After Brandon and I flew back from New Zealand, there were about 4 days in San Francisco to organize and pack for our move to France in January before I would be flying to Valencia for two weeks of full immersion Spanish lessons. Brandon also had a short turnaround as he would be heading to Colorado for a week-long mountaineering course. It would be another whirlwind trips for both of us, but this was something we were now familiar with and didn’t bother us much – living out of a suitcase had become the new normal!
I arrived in Madrid on the morning of Sunday, December 7th. Aside from making a flight reservation through my dad’s benefits at United, I didn’t book anything. Since Valencia was a large city, my assumption was that English would get me around, public transportation would be reliable and that hostels and/or hotels would be easy and available to book. In hindsight, it may not have been the most prudent decision to make such assumptions especially when traveling alone. Luckily this time, for the most part, my assumptions were accurate – aside from English being widely spoken. As soon as I arrived in Madrid, I paid 5 euro and took the bus to the center of town where I walked around in circles for about 2 hours until I found the right ticketing desk and platform to take the high speed train to Valencia for 65 euro. I finally made it to Valencia that afternoon and continued to plan my stay there.
The first step was to find a place to stay for the night. I rolled my one piece of luggage around the city until I found an acceptable hostel with availability. I came across the Orange Hostel near the center of Valencia and decided this would be a nice place to crash until I found a homestay to take me in for the following two weeks. I checked in with the receptionist and we started talking – I explained that I was visiting Valencia for two weeks to learn as much Spanish as possible but hadn’t booked anything yet. Her name was Ida and she was Italian but studying at the University of Valencia. Immediately after hearing my story and checking me in, she was on the phone with her friends in Valencia who were launching a new service for tourists visiting the city called Welcome Spanish.

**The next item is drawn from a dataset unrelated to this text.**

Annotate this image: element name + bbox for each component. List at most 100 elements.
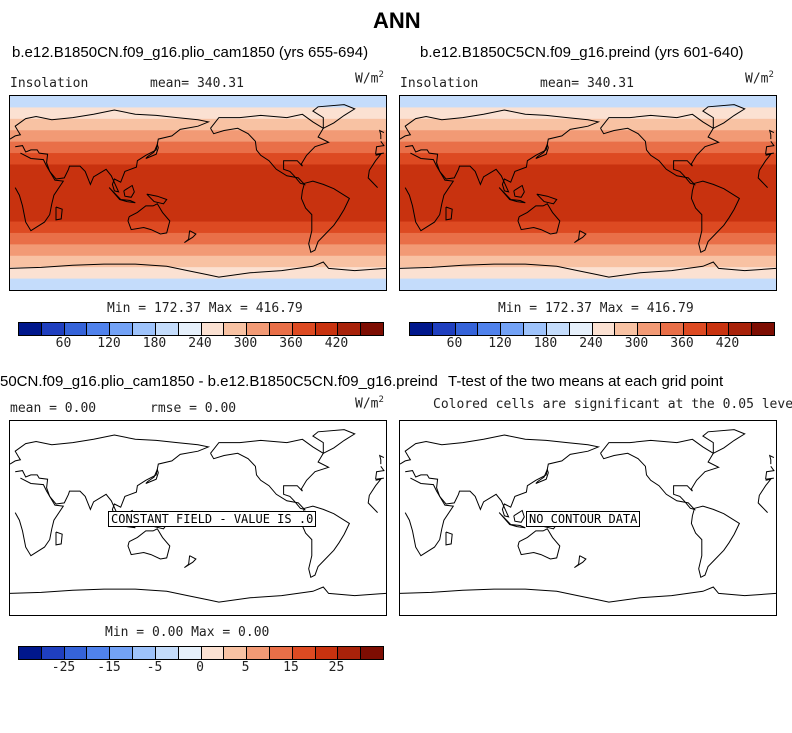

She arranged to have her two friends meet me the following morning for a tour around Valencia and to enroll me in Spanish school. I couldn’t believe it! What a hook up.

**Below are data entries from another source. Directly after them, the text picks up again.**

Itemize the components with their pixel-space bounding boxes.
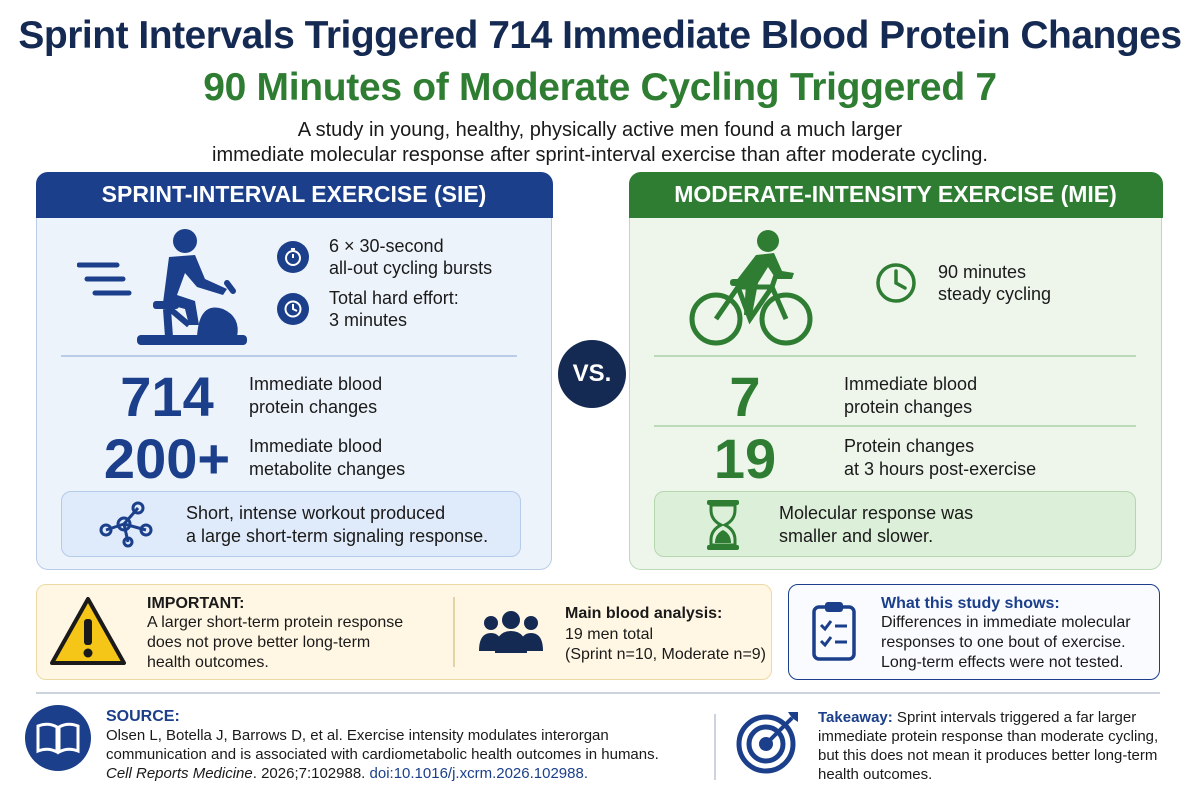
people-group-icon (479, 611, 543, 653)
sprint-note-line-2: a large short-term signaling response. (186, 526, 489, 546)
divider (453, 597, 455, 667)
stopwatch-icon (277, 241, 309, 273)
sprint-note-text: Short, intense workout produced a large … (186, 502, 488, 548)
sprint-note-line-1: Short, intense workout produced (186, 503, 446, 523)
sprint-metabolite-label-line-2: metabolite changes (249, 459, 406, 479)
moderate-summary-note: Molecular response was smaller and slowe… (654, 491, 1136, 557)
clock-icon (277, 293, 309, 325)
stationary-bike-rider-icon (77, 229, 247, 345)
divider (654, 355, 1136, 357)
cyclist-icon (689, 230, 813, 346)
subtitle: A study in young, healthy, physically ac… (150, 118, 1050, 168)
warning-triangle-icon (50, 597, 126, 665)
study-shows-line-1: Differences in immediate molecular (881, 614, 1131, 631)
divider (61, 355, 517, 357)
clock-icon (876, 263, 916, 303)
hourglass-icon (707, 500, 739, 550)
source-block: SOURCE: Olsen L, Botella J, Barrows D, e… (106, 708, 706, 783)
study-shows-line-2: responses to one bout of exercise. (881, 634, 1126, 651)
secondary-title: 90 Minutes of Moderate Cycling Triggered… (203, 66, 997, 109)
moderate-protein-label-line-2: protein changes (844, 397, 973, 417)
takeaway-line-4: health outcomes. (818, 766, 933, 783)
study-shows-line-3: Long-term effects were not tested. (881, 654, 1124, 671)
important-text: IMPORTANT: A larger short-term protein r… (147, 595, 403, 673)
moderate-3h-protein-label-line-1: Protein changes (844, 436, 975, 456)
moderate-panel-heading: MODERATE-INTENSITY EXERCISE (MIE) (628, 171, 1163, 218)
divider (654, 425, 1136, 427)
sprint-feature-effort: Total hard effort: 3 minutes (329, 287, 459, 331)
moderate-note-line-1: Molecular response was (779, 503, 974, 523)
moderate-note-line-2: smaller and slower. (779, 526, 934, 546)
moderate-note-text: Molecular response was smaller and slowe… (779, 502, 973, 548)
sprint-protein-label-line-1: Immediate blood (249, 374, 383, 394)
moderate-3h-protein-label-line-2: at 3 hours post-exercise (844, 459, 1037, 479)
sprint-feature-bursts-line-1: 6 × 30-second (329, 236, 444, 256)
analysis-text: Main blood analysis: 19 men total (Sprin… (565, 605, 766, 665)
important-line-3: health outcomes. (147, 654, 269, 671)
source-journal: Cell Reports Medicine (106, 765, 253, 782)
moderate-feature-line-1: 90 minutes (938, 262, 1027, 282)
sprint-feature-effort-line-1: Total hard effort: (329, 288, 459, 308)
sprint-panel-heading: SPRINT-INTERVAL EXERCISE (SIE) (35, 171, 553, 218)
moderate-protein-label: Immediate blood protein changes (844, 373, 977, 419)
analysis-title: Main blood analysis: (565, 605, 723, 622)
sprint-protein-label-line-2: protein changes (249, 397, 378, 417)
sprint-metabolite-count: 200+ (103, 427, 231, 490)
takeaway-block: Takeaway: Sprint intervals triggered a f… (818, 708, 1168, 784)
sprint-metabolite-label-line-1: Immediate blood (249, 436, 383, 456)
moderate-feature-duration: 90 minutes steady cycling (938, 261, 1051, 305)
important-callout: IMPORTANT: A larger short-term protein r… (36, 584, 772, 680)
open-book-icon (25, 705, 91, 771)
source-line-3: Cell Reports Medicine. 2026;7:102988. do… (106, 764, 706, 783)
sprint-protein-count: 714 (120, 365, 214, 428)
sprint-feature-effort-line-2: 3 minutes (329, 310, 408, 330)
network-nodes-icon (99, 501, 153, 548)
source-line-2: communication and is associated with car… (106, 746, 659, 763)
moderate-3h-protein-count: 19 (713, 427, 777, 490)
study-shows-title: What this study shows: (881, 595, 1060, 612)
moderate-protein-count: 7 (729, 365, 761, 428)
moderate-intensity-panel: MODERATE-INTENSITY EXERCISE (MIE) 90 min… (628, 171, 1163, 570)
vs-badge: VS. (558, 340, 626, 408)
important-line-2: does not prove better long-term (147, 634, 371, 651)
moderate-3h-protein-label: Protein changes at 3 hours post-exercise (844, 435, 1036, 481)
divider (714, 714, 716, 780)
analysis-line-1: 19 men total (565, 626, 654, 643)
subtitle-line-1: A study in young, healthy, physically ac… (297, 119, 903, 141)
moderate-feature-line-2: steady cycling (938, 284, 1052, 304)
sprint-feature-bursts-line-2: all-out cycling bursts (329, 258, 493, 278)
sprint-feature-bursts: 6 × 30-second all-out cycling bursts (329, 235, 492, 279)
important-line-1: A larger short-term protein response (147, 614, 404, 631)
study-shows-text: What this study shows: Differences in im… (881, 595, 1131, 673)
sprint-metabolite-label: Immediate blood metabolite changes (249, 435, 405, 481)
target-arrow-icon (736, 712, 798, 774)
study-shows-callout: What this study shows: Differences in im… (788, 584, 1160, 680)
source-line-1: Olsen L, Botella J, Barrows D, et al. Ex… (106, 727, 609, 744)
sprint-interval-panel: SPRINT-INTERVAL EXERCISE (SIE) 6 × 30-se… (35, 171, 553, 570)
takeaway-line-1: Takeaway: Sprint intervals triggered a f… (818, 708, 1168, 727)
clipboard-checklist-icon (812, 602, 856, 661)
sprint-protein-label: Immediate blood protein changes (249, 373, 382, 419)
main-title: Sprint Intervals Triggered 714 Immediate… (18, 14, 1182, 57)
source-label: SOURCE: (106, 708, 180, 725)
analysis-line-2: (Sprint n=10, Moderate n=9) (565, 646, 767, 663)
sprint-summary-note: Short, intense workout produced a large … (61, 491, 521, 557)
takeaway-text-1: Sprint intervals triggered a far larger (892, 709, 1137, 726)
source-citation: . 2026;7:102988. (252, 765, 370, 782)
takeaway-line-3: but this does not mean it produces bette… (818, 747, 1158, 764)
takeaway-line-2: immediate protein response than moderate… (818, 728, 1159, 745)
subtitle-line-2: immediate molecular response after sprin… (212, 144, 988, 166)
takeaway-label: Takeaway: (818, 709, 893, 726)
important-title: IMPORTANT: (147, 595, 245, 612)
divider (36, 692, 1160, 694)
source-doi-link[interactable]: doi:10.1016/j.xcrm.2026.102988. (369, 765, 589, 782)
moderate-protein-label-line-1: Immediate blood (844, 374, 978, 394)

The following morning, I met Rafa and Jorge, who showed me the beaches and marinas in Valencia, the beautiful parks, the massive market in the center of town and other beautiful, historical sites around the city. That afternoon, Rafa and Jorge also helped me enroll in Spanish school. They had done their research and found the best one in Valencia – I just couldn’t believe how friendly and welcoming they were. I also sorted out a homestay in Valencia the following day that happened to be 4 blocks away from the Spanish school.
My homestay was an interesting and more challenging experience compared to the homestay experience that Brandon and I shared in Bariloche that past summer. The homestay mother knew about as much English as I knew Spanish, which is to say she knew not much at all. In Bariloche, I would use Brandon as my crutch to communicate with the family. This time, I would have to fend for myself, which to be fair, is what I signed up for. I wanted to be thrown into the deep end when it came to learning Spanish this time.
Meanwhile, I was really enjoying the Spanish school (school name) where I registered thanks to Rafa and Jorge. Luckily, I also met a friend, Margot from Holland, in the class. She and I were on the same page in Valencia – we were in class from 9am – 1pm everyday and immediately afterwards, we would grab a delicious café con leche and explore the center of Valencia. Over the two weeks, we visited the aquarium, climbed the bell tower of the cathedral, shopped at the indoor and outdoor markets, and enjoyed amazing meals in the sun! One night, Raja even invited us to go out salsa dancing with him, which I hesitantly decided to join. It was a good experience, but let’s just say salsa dancing doesn’t run naturally in my veins.
On one of our last days in the city, Rafa so generously offered to have us over to his house on the outskirts of Valencia to enjoy authentic Valencian paella. He said we couldn’t leave before trying paella from the birthplace of the dish. Margot and I drove over to Rafa’s house where we ate an amazing amount of paella outside in his backyard under the palm tress. I was in paradise. The food was delicious, the weather was perfect and I had met friends that I’d keep for a long time to come!
What an experience – can’t believe that you just showed without a place to stay or a language school. But it sounds like it worked out great. ¿Cómo es tu español ahora .
What a great story! I am very happy I was in your class and that you introduced me to your new friends as well. As for the spanish we learned: it was a hard course but we definitely kicked as!